Researchers propose a semantic-aware generative image transmission framework for resource-constrained visual IoT systems. The method selects and transmits only task-relevant image tokens based on semantic importance, achieving 29.9 dB PSNR at 0.074 bpp while using 44.6% of the bits of a 0.167-bpp reference. Experiments show it preserves task-relevant objects better than random masking under narrowband wireless links.

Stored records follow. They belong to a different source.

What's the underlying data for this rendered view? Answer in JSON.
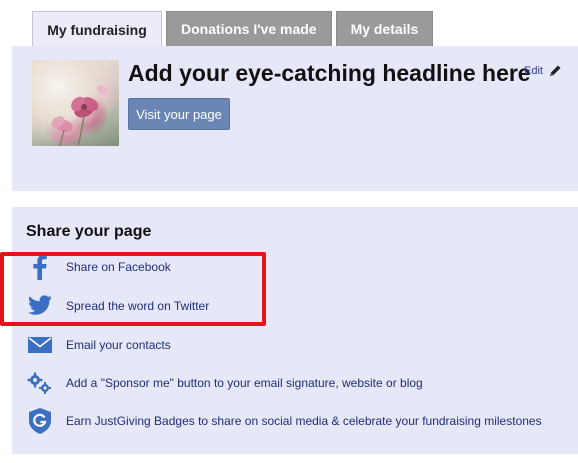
{
  "tabs": [
    {
      "label": "My fundraising",
      "active": true
    },
    {
      "label": "Donations I've made",
      "active": false
    },
    {
      "label": "My details",
      "active": false
    }
  ],
  "headline_panel": {
    "headline": "Add your eye-catching headline here",
    "edit_label": "Edit",
    "visit_button": "Visit your page",
    "edit_icon": "pencil-icon"
  },
  "share": {
    "title": "Share your page",
    "items": [
      {
        "label": "Share on Facebook",
        "icon": "facebook-icon"
      },
      {
        "label": "Spread the word on Twitter",
        "icon": "twitter-icon"
      },
      {
        "label": "Email your contacts",
        "icon": "email-icon"
      },
      {
        "label": "Add a \"Sponsor me\" button to your email signature, website or blog",
        "icon": "gears-icon"
      },
      {
        "label": "Earn JustGiving Badges to share on social media & celebrate your fundraising milestones",
        "icon": "badge-icon"
      }
    ]
  },
  "colors": {
    "panel_bg": "#e6e7f7",
    "link": "#1f2f7a",
    "button": "#6b86b4",
    "highlight": "#e6121a",
    "icon_blue": "#3b6fc4"
  }
}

arXiv:2606.28398v1 Announce Type: new Abstract: Resource-constrained visual Internet of Things IoT systems, such as edge cameras, unmanned sensing platforms, industrial inspection nodes, and remote monitoring sensors, often need to transmit task-relevant visual evidence over low-rate wireless links to an edge/cloud service. Existing image communication methods usually compress or transmit complete global representations, leaving limited room to exploit receiver-side generative restoration. This paper proposes a semantic-aware generative image transmission framework for edge-assisted visual IoT. The image captured by an IoT visual sensor is encoded into a discrete token grid by a VQ encoder. At the IoT transmitter or nearby gateway, token recoverability, estimated from prediction entropy and local structure complexity, is fused with semantic importance obtained from instance segmentation and category-aware scoring. A spatial dispersal sampler then selects the tokens to be transmitted under a bitrate budget. The transmitter sends only the quantization indices of kept tokens and a binary mask map, while the edge/cloud receiver recovers masked tokens through MaskGIT with Halton sequence scheduling. Experiments on Kodak and VisDrone scenes under AWGN and Rayleigh channels show that the proposed method provides a flexible bitrate-quality tradeoff for narrowband visual IoT links. At 0.074 bpp, it uses 44.6% of the transmitted bits of the 0.167-bpp DeepJSCC/WITT reference while achieving 29.9 dB PSNR. A pseudo-GT downstream detection study on Kodak further shows that semantic-aware masking preserves task-relevant objects better than random masking at both 30% and 50% mask ratios.